In recent years there have been several places, from shopping streets to “quarters” and districts, that have become gathering places for the new tribe of food lovers. Some are the product of clever marketing, others the result of less obvious influences. Food, and the businesses that deal in it, has become one of the few areas of growth in our economy. The perceived wisdom is that “everybody has to eat – even in a recession” but there has also been an undeniable growth in interest among the public.
London’s Borough Market is probably the best example of a small-scale food scene that has developed in parallel with the “food renaissance”. The market had historically been a hub for food wholesale but had largely fallen into disuse. Initially a few independent traders, catering to “early adopter” hobbyist cooks, arrived and then, as interest increased in food and cooking as a broader “lifestyle”, new customers began to flock, as did the tourists.
The Borough story reflects the way popular media have turned cooking from a domestic necessity into a spectator sport and a branch of entertainment. But there is definitely a mature and functioning food scene here – as there is in other areas where food has been recognised as an important commercial sector.
A food scene at a town scale is a different story.

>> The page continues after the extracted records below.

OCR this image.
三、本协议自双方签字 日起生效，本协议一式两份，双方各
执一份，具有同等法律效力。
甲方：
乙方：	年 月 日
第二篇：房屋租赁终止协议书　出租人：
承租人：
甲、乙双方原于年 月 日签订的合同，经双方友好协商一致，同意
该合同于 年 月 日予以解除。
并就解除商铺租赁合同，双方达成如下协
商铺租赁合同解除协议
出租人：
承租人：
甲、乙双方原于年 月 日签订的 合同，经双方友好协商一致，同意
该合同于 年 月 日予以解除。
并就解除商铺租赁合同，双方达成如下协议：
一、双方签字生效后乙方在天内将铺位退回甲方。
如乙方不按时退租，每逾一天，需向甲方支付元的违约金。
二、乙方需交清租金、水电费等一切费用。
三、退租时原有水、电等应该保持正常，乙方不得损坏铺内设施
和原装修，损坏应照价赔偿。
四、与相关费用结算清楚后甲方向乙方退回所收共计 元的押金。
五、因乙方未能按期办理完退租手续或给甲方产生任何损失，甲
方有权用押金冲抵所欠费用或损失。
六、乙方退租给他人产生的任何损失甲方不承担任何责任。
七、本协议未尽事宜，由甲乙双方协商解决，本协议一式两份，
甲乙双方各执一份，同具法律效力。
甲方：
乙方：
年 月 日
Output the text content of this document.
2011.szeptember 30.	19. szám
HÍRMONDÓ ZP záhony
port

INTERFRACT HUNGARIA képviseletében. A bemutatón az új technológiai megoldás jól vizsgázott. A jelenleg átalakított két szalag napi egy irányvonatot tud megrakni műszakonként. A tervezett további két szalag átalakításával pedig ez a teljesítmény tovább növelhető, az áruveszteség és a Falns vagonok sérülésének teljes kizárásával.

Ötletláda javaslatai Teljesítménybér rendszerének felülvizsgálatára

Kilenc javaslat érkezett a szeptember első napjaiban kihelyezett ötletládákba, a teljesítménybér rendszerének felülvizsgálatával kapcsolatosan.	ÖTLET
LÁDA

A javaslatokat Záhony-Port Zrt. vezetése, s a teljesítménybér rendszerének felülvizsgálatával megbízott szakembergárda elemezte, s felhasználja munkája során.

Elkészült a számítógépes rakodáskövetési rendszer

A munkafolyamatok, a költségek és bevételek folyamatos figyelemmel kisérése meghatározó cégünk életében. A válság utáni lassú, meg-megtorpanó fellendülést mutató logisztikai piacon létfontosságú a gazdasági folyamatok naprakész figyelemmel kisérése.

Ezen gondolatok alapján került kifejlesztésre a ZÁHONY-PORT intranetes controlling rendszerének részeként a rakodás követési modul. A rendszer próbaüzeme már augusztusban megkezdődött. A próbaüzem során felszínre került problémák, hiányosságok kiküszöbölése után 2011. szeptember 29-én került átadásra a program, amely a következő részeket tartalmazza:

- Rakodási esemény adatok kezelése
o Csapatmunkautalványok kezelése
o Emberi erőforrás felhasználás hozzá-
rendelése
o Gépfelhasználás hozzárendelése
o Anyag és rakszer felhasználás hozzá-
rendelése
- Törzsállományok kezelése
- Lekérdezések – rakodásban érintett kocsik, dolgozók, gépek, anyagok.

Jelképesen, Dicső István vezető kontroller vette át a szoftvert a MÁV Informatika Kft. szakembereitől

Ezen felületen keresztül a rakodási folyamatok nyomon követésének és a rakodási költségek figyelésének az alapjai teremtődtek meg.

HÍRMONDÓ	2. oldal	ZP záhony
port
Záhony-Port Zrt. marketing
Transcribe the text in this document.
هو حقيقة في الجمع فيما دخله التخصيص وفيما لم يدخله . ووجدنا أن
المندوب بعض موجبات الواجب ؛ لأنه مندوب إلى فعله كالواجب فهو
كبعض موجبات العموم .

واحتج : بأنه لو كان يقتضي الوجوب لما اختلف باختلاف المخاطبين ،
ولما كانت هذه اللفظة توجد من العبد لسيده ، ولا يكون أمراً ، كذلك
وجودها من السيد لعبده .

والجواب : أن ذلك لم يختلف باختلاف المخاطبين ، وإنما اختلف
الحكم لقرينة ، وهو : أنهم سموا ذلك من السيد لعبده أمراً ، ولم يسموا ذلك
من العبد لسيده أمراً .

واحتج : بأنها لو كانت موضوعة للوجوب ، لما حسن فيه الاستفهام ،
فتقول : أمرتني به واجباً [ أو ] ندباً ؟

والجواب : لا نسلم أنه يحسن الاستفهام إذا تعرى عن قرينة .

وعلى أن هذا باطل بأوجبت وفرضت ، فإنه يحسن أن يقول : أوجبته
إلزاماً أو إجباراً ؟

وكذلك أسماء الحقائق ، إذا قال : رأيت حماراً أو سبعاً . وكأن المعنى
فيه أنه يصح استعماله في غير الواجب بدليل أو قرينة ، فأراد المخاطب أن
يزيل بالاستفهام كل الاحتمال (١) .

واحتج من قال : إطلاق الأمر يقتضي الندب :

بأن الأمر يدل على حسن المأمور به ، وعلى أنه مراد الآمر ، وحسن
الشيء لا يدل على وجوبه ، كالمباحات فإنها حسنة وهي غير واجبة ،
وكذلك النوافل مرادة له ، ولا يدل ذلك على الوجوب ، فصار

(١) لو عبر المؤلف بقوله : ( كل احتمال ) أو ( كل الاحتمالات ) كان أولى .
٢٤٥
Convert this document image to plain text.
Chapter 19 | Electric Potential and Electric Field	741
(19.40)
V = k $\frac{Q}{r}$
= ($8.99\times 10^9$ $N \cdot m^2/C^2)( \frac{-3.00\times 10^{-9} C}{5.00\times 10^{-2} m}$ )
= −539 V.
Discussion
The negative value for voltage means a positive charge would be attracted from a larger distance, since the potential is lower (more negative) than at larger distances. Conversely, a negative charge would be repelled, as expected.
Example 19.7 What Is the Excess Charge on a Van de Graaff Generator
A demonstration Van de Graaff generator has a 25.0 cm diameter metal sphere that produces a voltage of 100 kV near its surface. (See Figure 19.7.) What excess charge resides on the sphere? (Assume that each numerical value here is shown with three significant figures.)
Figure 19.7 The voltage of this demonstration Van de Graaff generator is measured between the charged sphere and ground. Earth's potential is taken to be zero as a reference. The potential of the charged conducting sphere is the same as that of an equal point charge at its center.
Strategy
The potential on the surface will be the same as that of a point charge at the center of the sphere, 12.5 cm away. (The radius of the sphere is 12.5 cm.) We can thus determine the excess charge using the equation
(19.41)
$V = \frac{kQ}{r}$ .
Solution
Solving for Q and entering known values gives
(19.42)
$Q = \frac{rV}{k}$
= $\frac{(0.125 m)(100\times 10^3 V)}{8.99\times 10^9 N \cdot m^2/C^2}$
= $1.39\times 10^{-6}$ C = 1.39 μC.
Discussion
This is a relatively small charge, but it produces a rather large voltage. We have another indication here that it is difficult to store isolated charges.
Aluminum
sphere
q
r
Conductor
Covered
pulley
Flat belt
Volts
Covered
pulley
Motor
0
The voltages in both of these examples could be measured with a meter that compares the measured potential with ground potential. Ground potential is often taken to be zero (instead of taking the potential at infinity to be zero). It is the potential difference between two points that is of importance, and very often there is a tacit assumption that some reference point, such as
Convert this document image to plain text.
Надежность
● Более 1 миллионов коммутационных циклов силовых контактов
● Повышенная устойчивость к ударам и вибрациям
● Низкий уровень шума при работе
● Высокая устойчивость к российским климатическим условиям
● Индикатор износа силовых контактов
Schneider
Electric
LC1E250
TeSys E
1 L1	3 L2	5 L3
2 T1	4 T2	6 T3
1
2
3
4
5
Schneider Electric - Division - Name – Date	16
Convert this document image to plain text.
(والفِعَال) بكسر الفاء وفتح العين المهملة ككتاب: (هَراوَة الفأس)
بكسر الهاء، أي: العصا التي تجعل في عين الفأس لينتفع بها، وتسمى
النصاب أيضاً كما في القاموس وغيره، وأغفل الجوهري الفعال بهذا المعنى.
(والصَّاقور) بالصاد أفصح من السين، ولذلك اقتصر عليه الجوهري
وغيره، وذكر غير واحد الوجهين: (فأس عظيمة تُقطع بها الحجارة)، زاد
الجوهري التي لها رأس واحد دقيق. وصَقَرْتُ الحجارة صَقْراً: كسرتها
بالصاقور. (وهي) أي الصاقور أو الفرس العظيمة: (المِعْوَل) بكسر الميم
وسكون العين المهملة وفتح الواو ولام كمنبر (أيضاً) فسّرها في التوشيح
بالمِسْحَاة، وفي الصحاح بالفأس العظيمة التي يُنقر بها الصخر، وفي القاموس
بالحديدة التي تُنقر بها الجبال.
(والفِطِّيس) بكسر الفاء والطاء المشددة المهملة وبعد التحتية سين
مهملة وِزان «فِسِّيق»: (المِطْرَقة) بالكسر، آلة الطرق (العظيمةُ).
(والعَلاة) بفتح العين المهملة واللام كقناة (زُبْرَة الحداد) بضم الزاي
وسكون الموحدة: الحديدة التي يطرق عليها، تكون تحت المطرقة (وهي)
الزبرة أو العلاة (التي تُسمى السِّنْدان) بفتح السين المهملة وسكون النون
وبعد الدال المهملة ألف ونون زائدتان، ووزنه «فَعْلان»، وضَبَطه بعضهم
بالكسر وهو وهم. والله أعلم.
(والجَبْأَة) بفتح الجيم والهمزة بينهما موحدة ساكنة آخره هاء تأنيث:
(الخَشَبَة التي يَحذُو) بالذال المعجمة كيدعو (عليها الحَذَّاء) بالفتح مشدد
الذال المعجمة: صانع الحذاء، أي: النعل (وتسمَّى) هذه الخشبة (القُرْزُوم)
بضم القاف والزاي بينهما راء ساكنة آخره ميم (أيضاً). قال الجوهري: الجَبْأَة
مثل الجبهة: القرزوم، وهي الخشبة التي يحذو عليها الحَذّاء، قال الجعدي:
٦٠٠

In some odd cases a single motivating presence can attract enough interest to turn a small place into a “foodie destination”, Rick Stein’s influence on Padstow being the most obvious example. But for a whole town to develop a food scene without a star attraction is a more unpredictable business. Abergavenny is home to one of the most successful food festivals in the UK and a small but impressive clutch of restaurants. It manages, through most of the year, to exert a modest pull on food lovers with money to spend.
Why Bristol is growing a lively food culture, while other larger towns in the UK are not, could be ascribed to various factors. There are enough people with disposable income in the area so they are not dependent on seasonal incomers. But there’s also something less tangible about the place, something about the attitude. Beyond just having the money to spend, there needs to be a belief that going out to eat good food is worth spending the money on. There are other towns in the UK with just as much middle-class cash as Bristol but where the hedonistic habit of dropping it on good food, wine and company is not so quick to take root.
Things are changing, though. As we get more enthusiastic about food as a nation and as the economy shifts, different areas will develop at different speeds and around different motivating stimuli. In some places cheap property on deserted high streets is supplying premises for food start-ups, in others social media is encouraging a subculture of pop-ups. In my home town of Cambridge, the traditional concentration of eating out around college high tables is being challenged by a ferociously enthusiastic little coterie of independents and a Twitter-facilitated food crowd.
If your town doesn’t have an identifiable food scene yet, it surely will soon. Watch social media and pop-ups, visit the start-ups and make sure you’re a part of it.